L'interdiction de l'avortement aux Etats-Unis pourrait créer de nombreuses incohérences dans les lois américaines. C'est ce que démontre une conductrice enceinte au Texas. Dans cet Etat, il existe des voies réservées au covoiturage, c'est-à-dire uniquement aux véhicules comprenant plusieurs personnes, explique le média en ligne Slate. Ces voies, qui ont à la base pour but de promouvoir cette pratique, ont servi de théâtre à un drôle de dialogue. Une Texane y a été arrêtée par la police de Dallas, car elle était visiblement seule dans sa voiture.
Après une inspection du véhicule, l'inspecteur responsable a déjà pu se faire son propre avis. Mais, en bon professionnel, il interrogera quand même Brandy Bottone avant de l'amender, rapporte le Washington Post:
- N'y a-t-il que vous, ou quelqu'un fait-il la route avec vous?
- Il n'y a que nous deux.
- Où ça?
- Ma fille se trouve juste ici!
Montrant son ventre du doigt, la conductrice, enceinte de 34 semaines, a soutenu qu'ils étaient bien deux. «J'ai affirmé que c'était un enfant vivant, et que je ne comprenais pas pourquoi il ne le voyait pas lui-même: c'est bien le cas si on en croit tout ce qui s'est dit autour de l'abrogation de Roe v. Wade!», a-t-elle poursuivi, faisant référence à la récente annulation de l'arrêt qui autorisait l'interruption volontaire de grossesse aux Etats-Unis.
«Je vais me battre»
Mais rien n'y fait: l'argumentaire est balayé d'un revers de la main par l'officier. La Texane de 32 ans est condamnée à une amende de 215 dollars pour avoir conduit sur une voie de covoiturage prétendument seule dans sa voiture. Le code des transports de son Etat spécifie en effet que, pour emprunter ces voies particulières, le véhicule doit être occupé par «deux corps en dehors d'un corps».
Une évidente contradiction selon Brandy Bottone, qui ne s'arrêtera pas là: «Je vais me battre!», tonne-t-elle. Un acte de protestation contre le revirement de jurisprudence, considéré par beaucoup d'Américaines comme scandaleux? La Texane affirme vivement que les femmes devraient pouvoir disposer librement de leur corps. Elle précise que son acte ne signifie en aucun cas qu'elle est pro-choix, mais prouve que les lois de son Etat sont incohérentes.

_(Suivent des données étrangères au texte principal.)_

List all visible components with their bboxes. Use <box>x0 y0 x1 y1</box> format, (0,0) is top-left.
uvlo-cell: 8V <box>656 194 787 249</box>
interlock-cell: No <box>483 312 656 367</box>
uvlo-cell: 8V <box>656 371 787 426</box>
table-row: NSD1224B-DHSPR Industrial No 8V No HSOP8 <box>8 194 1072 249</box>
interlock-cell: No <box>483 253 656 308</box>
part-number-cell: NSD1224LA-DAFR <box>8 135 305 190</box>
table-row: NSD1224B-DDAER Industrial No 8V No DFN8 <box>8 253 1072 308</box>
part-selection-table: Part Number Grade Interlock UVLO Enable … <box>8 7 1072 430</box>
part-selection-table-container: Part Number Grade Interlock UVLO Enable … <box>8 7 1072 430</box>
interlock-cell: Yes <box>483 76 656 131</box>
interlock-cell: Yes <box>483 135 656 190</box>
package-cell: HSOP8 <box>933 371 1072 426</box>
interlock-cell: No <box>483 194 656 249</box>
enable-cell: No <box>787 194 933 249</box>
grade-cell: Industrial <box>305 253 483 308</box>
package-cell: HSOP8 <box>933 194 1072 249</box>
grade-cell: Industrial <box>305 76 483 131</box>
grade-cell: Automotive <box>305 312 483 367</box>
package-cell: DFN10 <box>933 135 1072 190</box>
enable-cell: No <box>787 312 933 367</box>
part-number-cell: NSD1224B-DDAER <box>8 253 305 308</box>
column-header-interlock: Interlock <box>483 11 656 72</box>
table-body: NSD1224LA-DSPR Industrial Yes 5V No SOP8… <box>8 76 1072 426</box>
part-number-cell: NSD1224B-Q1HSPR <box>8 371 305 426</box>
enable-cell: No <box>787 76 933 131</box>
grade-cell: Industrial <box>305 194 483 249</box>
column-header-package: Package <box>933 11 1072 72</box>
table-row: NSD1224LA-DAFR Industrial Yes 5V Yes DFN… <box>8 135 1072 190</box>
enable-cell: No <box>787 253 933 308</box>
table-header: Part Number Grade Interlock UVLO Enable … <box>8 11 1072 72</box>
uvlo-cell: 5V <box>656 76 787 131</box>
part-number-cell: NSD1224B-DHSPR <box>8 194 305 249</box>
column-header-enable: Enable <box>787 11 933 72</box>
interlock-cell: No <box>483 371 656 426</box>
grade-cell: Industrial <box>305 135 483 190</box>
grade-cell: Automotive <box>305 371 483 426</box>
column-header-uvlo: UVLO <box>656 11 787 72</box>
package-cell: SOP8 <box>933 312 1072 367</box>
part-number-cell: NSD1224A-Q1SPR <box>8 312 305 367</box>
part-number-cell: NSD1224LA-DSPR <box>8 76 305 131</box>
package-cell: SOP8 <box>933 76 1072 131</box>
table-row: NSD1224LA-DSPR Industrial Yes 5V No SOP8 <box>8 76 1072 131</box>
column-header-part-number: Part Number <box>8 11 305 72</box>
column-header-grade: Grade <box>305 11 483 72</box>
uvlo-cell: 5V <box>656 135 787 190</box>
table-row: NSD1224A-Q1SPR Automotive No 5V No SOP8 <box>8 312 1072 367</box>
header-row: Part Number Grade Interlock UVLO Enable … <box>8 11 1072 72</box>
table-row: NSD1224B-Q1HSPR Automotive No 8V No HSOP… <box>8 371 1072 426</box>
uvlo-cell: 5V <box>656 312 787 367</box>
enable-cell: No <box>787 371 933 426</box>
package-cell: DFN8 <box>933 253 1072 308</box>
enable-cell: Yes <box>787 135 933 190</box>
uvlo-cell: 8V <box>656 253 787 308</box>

«Cette amende est injuste, cette arrestation était une perte de temps», fulmine-t-elle, révélant qu'elle conduisait déjà sur cette voie quand elle était enceinte de son premier fils il y 6 ans. Les fœtus étant considérés comme des personnes par le code pénal texan, elle estime qu'elle était dans son bon droit, commente-t-elle. Elle espère vivement que les lois de son Etat seront revues pour se positionner plus clairement à ce sujet.
Une créativité récompensée?
«Je trouve son argument créatif, mais je ne pense pas qu'il ait des chances d'aboutir devant une cour d'appel, a estimé un avocat d'appel texan. Ceci dit, il est tout à fait possible qu'elle trouve un juge de première instance qui la récompense pour cette créativité!», nuance Chad Ruback. Interrogé par le journal américain, l'homme de loi a précisé que c'était «une situation unique dans la jurisprudence américaine». L'action de cette courageuse texane, saluée par de nombreux internautes sur Twitter, a notamment retenu l'œil d'une procureure américaine, Andrea Harrington, qui l'a applaudie.
La procureure du district de Berkshire s'est indignée sur le réseau social de «l'absurdité et la misogynie derrière la criminalisation des soins de santé des femmes», n'hésitant pas à affirmer au passage que Brandy Bottone était sa «nouvelle héroïne féministe».
Le Texas a mis en place en septembre 2021 l'une des lois anti-avortement les plus restrictive du pays. Le procès de Brandy Bottone se déroulera le 20 juillet, deux semaines avant le terme de sa grossesse.